IBDFAM - STJ nega recurso de homem descartado como herdeiro que tentava habilitação em inventário

A Terceira Turma do Superior Tribunal de Justiça – STJ negou provimento a recurso em mandado de segurança impetrado por um homem que foi descartado judicialmente como herdeiro de uma mulher e agora, após o falecimento dela, tentava sua habilitação no processo de inventário.


Na década de 1980, o autor interpôs ação de alimentos e, em contraposição, foi levada a juízo ação negatória de maternidade sob alegação de falsidade quanto ao registro de nascimento do homem. Na análise, à época, reconheceu-se que a mulher, de fato, não era sua mãe, sendo determinada a supressão de seu nome do registro de nascimento, bem como a alteração do nome do requerido.


O trânsito em julgado ocorreu em junho de 1992, mas o pedido de averbação não foi encaminhado ao cartório de registro civil, por falha da Vara da Família em que transitou a ação. A mulher morreu em 2011, quando foi aberta a ação de inventário. Por conta da ausência de averbação da sentença negatória de maternidade, o homem requereu sua habilitação no processo utilizando certidão de nascimento sem a alteração de sua filiação materna.

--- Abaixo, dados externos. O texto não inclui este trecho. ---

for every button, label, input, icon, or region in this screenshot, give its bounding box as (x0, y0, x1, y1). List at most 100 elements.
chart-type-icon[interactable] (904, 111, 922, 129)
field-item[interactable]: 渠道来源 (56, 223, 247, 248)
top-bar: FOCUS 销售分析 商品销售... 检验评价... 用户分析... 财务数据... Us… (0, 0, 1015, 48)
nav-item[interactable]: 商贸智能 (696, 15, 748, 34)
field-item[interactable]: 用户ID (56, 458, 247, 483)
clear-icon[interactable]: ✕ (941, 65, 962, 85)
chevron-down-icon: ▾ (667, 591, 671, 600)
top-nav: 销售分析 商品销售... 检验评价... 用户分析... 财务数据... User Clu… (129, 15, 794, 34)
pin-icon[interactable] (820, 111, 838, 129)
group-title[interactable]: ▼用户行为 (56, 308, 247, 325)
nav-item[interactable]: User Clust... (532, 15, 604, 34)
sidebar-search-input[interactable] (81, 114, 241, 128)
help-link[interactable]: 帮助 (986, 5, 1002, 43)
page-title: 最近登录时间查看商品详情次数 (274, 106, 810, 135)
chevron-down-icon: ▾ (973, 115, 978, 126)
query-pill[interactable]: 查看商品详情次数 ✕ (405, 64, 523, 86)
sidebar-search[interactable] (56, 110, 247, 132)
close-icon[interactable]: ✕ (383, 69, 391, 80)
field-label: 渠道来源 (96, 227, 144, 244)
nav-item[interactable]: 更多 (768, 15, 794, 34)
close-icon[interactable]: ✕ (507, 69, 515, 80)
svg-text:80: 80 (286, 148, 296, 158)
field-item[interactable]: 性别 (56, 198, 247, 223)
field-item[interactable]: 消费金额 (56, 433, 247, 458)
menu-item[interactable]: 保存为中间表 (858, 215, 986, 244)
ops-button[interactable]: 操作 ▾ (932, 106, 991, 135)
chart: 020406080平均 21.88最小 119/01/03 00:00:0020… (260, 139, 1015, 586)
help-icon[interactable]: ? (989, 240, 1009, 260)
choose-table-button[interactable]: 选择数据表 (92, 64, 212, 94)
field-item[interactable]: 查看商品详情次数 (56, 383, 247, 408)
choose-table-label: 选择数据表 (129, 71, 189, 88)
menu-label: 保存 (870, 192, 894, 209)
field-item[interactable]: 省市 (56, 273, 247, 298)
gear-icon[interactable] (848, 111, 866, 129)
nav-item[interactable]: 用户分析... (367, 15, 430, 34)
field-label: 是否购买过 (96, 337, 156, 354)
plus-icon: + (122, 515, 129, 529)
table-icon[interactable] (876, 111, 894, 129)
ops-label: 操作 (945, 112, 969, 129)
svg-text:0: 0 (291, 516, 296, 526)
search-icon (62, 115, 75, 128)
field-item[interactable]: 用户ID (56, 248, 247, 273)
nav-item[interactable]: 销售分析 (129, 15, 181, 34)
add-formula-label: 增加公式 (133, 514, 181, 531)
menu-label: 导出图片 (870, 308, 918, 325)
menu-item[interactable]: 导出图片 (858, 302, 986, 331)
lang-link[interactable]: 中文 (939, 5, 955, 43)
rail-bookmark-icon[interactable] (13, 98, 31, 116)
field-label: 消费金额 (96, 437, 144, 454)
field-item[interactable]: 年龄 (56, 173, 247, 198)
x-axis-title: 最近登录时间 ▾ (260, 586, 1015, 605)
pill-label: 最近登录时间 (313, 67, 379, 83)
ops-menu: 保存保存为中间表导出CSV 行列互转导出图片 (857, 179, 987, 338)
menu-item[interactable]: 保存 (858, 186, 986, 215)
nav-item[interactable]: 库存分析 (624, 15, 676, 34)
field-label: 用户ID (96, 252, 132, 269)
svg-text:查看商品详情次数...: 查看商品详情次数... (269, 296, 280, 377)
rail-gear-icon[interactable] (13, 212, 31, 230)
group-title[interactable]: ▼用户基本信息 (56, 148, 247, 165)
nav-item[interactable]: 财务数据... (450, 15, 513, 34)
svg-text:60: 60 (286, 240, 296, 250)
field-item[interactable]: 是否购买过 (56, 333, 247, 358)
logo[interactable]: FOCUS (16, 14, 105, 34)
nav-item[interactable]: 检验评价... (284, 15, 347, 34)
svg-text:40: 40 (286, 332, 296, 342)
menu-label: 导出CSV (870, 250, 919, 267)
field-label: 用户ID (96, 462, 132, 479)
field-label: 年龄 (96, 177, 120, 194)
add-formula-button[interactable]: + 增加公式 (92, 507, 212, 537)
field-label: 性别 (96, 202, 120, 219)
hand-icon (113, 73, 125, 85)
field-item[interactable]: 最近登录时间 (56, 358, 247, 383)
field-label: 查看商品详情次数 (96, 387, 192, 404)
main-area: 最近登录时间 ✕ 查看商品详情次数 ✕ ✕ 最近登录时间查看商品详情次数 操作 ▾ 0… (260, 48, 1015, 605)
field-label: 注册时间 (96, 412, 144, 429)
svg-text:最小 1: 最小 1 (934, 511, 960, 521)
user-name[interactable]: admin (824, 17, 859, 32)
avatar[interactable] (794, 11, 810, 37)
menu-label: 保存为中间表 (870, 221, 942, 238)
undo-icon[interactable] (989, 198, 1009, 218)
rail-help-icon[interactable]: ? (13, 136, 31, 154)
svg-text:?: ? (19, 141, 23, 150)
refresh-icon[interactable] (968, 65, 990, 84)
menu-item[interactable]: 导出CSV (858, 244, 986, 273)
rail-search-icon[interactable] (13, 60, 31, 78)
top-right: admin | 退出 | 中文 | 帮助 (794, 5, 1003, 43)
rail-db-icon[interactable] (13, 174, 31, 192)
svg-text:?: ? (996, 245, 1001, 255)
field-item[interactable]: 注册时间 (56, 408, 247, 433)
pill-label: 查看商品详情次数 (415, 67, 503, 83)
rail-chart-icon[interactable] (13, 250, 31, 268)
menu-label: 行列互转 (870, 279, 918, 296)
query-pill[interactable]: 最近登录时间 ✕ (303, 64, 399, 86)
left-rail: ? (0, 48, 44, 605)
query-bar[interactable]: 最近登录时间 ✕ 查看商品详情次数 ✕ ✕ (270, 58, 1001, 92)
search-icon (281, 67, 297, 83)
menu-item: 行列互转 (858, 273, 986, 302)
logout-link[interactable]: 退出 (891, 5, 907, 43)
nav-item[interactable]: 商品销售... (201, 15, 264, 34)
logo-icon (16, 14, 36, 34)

Para evitar vícios e eventuais nulidades, o juízo do inventário determinou que a inventariante instruísse os autos com a certidão de nascimento com a certidão devidamente averbada. Assim, a inventariante requereu ao juízo em que tramitou a negatória de maternidade a expedição de novo mandado de averbação da sentença, o que foi deferido corretamente, segundo o STJ, na análise do Recurso em Mandado de Segurança – RMS 56.941.


Registro público deve refletir plano dos fatos


No recurso ao STJ, a alegação foi de que o pedido de averbação de sentença de procedência seria exercício de um direito personalíssimo que só poderia ser feito pela mulher que promoveu a ação negatória de maternidade. A parte autora argumentou que não poderia ter sido feito pelos herdeiros, pois feriria direito líquido e certo.


O relator, o ministro Marco Aurélio Bellizze, descartou a argumentação. Ele explicou que a averbação de sentença transitada em julgado, a qual declara ou reconhece determinado estado de filiação é consequência legal obrigatória, que serve para dar publicidade e segurança jurídica ao que ficou reconhecido judicialmente.


Segundo o ministro, é indiferente saber se a autora da ação negatória de maternidade quis ou não levar adiante a averbação da decisão judicial, pois não se trata de uma opção, mas sim de obrigação que, em regra, é inclusive cumprida de ofício. Bellizze também destacou que o registro público, norteado que é pelo princípio da veracidade, há de refletir, necessariamente, a verdade real existente no plano dos fatos.


Também não há ilegitimidade dos herdeiros em promover a averbação da sentença, pois é inquestionável o interesse jurídico do espólio acerca da higidez do processo de inventário e da devida qualificação daqueles que ingressam com pedido de habilitação. Esse processo deve, também, corresponder à realidade atual dos fatos, de acordo com o relator.


Atribuições do registro civil


Presidente da Comissão de Notários e Registrados do Instituto Brasileiro de Direito de Família – IBDFAM, a oficiala de registro civil Márcia Fidélis comenta o caso. "O Serviço de Registro Civil das Pessoas Naturais, dentre suas atribuições, dá publicidade ao estado da pessoa natural e suas alterações no decorrer da vida. E essas alterações podem ocorrer por fatos ou atos jurídicos levados a registro por instrumentos hábeis a instar os procedimentos registrais", afirma.


Ela destaca que, entre esses instrumentos, um dos mais relevantes é a ordem judicial proveniente de uma sentença constitutiva transitada em julgado. "A decisão judicial constitui o direito/dever nela estabelecido e um mandado judicial extraído desse processo será instrumento hábil para registro", comenta Márcia.


"Em relação à exclusão da filiação, a única maneira dela ocorrer é por meio de um processo judicial. A decisão final desse processo já estabeleceu a exclusão do vínculo de filiação. O registro dará publicidade, possibilitando a legítima  comprovação dos efeitos decorrentes da extinção da filiação", assinala.